Many people feel uncomfortable making plans for their own deaths. This is an understandable reaction, but it is also important for everyone to overcome it. Dying or becoming incapacitated without an estate plan can leave behind a frustrating legal and financial mess that your loved ones will have to clean up. It can also make it impossible for your loved ones to know what to do if you are on life support or similarly unable to make decisions.

If you need any assistance developing or modifying your estate plan, the Schlegel Law Group is here to help. Our experienced estate planning attorneys will help you carefully weigh all of your options and make solid decisions about your family’s future.

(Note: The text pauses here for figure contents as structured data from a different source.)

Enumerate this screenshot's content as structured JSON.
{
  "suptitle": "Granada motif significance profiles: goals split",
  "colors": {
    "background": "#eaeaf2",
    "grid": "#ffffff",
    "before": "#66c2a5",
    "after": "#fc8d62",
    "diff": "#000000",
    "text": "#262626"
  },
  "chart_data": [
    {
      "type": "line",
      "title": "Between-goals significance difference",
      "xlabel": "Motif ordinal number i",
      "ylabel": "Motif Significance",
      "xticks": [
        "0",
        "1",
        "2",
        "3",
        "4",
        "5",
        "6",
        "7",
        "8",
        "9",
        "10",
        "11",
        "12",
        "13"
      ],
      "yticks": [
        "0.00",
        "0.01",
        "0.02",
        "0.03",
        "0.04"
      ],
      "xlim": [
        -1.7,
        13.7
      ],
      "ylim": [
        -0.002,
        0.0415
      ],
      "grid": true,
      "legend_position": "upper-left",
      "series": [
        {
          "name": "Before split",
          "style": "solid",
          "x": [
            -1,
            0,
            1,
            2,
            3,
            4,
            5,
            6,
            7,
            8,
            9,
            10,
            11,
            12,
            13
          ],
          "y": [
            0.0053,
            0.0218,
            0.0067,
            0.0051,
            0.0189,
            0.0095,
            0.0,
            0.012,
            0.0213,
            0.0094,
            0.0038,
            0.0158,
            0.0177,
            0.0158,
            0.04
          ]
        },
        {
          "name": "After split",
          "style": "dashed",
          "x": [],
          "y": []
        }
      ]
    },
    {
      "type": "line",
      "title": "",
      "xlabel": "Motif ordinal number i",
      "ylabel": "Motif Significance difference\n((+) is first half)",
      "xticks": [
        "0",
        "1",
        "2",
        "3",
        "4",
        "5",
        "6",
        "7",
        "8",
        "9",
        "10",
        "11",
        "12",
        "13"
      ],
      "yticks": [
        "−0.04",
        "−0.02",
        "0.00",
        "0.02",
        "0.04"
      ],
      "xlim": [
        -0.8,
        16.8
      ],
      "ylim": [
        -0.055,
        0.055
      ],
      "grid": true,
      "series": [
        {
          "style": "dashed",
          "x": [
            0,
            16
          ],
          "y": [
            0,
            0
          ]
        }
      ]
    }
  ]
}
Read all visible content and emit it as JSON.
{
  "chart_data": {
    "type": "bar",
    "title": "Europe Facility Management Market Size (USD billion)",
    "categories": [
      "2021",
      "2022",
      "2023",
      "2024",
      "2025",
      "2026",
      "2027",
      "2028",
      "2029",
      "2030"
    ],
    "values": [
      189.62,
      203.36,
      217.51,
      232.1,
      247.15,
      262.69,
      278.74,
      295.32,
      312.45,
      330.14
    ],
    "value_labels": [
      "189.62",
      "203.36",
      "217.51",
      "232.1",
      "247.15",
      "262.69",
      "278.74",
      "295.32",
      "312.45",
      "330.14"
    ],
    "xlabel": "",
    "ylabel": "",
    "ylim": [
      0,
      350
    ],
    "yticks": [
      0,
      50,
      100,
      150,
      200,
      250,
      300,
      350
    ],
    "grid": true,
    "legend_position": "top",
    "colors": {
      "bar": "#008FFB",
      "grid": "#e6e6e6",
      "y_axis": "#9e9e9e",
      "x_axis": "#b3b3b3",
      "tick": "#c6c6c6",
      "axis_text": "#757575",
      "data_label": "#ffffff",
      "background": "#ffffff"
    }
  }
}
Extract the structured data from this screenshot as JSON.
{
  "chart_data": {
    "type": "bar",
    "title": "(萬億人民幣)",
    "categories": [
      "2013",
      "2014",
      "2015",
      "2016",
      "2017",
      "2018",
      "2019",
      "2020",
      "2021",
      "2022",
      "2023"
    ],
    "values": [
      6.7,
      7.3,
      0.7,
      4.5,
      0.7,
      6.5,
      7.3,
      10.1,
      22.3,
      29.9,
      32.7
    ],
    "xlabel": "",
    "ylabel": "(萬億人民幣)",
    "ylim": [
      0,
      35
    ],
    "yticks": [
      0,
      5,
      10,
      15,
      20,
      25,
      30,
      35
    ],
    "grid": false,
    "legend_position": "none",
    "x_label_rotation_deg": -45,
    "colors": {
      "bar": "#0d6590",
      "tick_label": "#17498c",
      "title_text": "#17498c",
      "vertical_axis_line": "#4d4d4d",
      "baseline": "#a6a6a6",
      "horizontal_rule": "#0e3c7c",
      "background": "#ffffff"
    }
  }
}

The Elements of an Estate Plan

The average estate plan will have at least three basic components:

  • The will: Your will outlines what will happen to all of your assets after your death. Even if you do not think you have significant savings or possessions, you can still help your family immensely by organizing a will. Without one, your surviving relatives may become trapped in long-lasting and costly court proceedings while settling your estate.
  • Power of attorney: This is a document that grants a person or organization the authority to make decisions for you when you cannot. This includes enforcing the terms of your will, making decisions about your healthcare, and handling your tax matters. You may appoint power of attorney to anyone you trust.
  • A healthcare proxy, or living will: This is a document that spells out your wishes if you are unable to make decisions about your healthcare. Important decisions like whether your organs can be donated, or whether to leave you on life-support indefinitely, can be listed here. Without a living will, it may be very difficult for loved ones to enforce your wishes.

Depending on your circumstances, you may wish to add further components to your estate plan. For example, some people begin a trust to support their surviving dependents.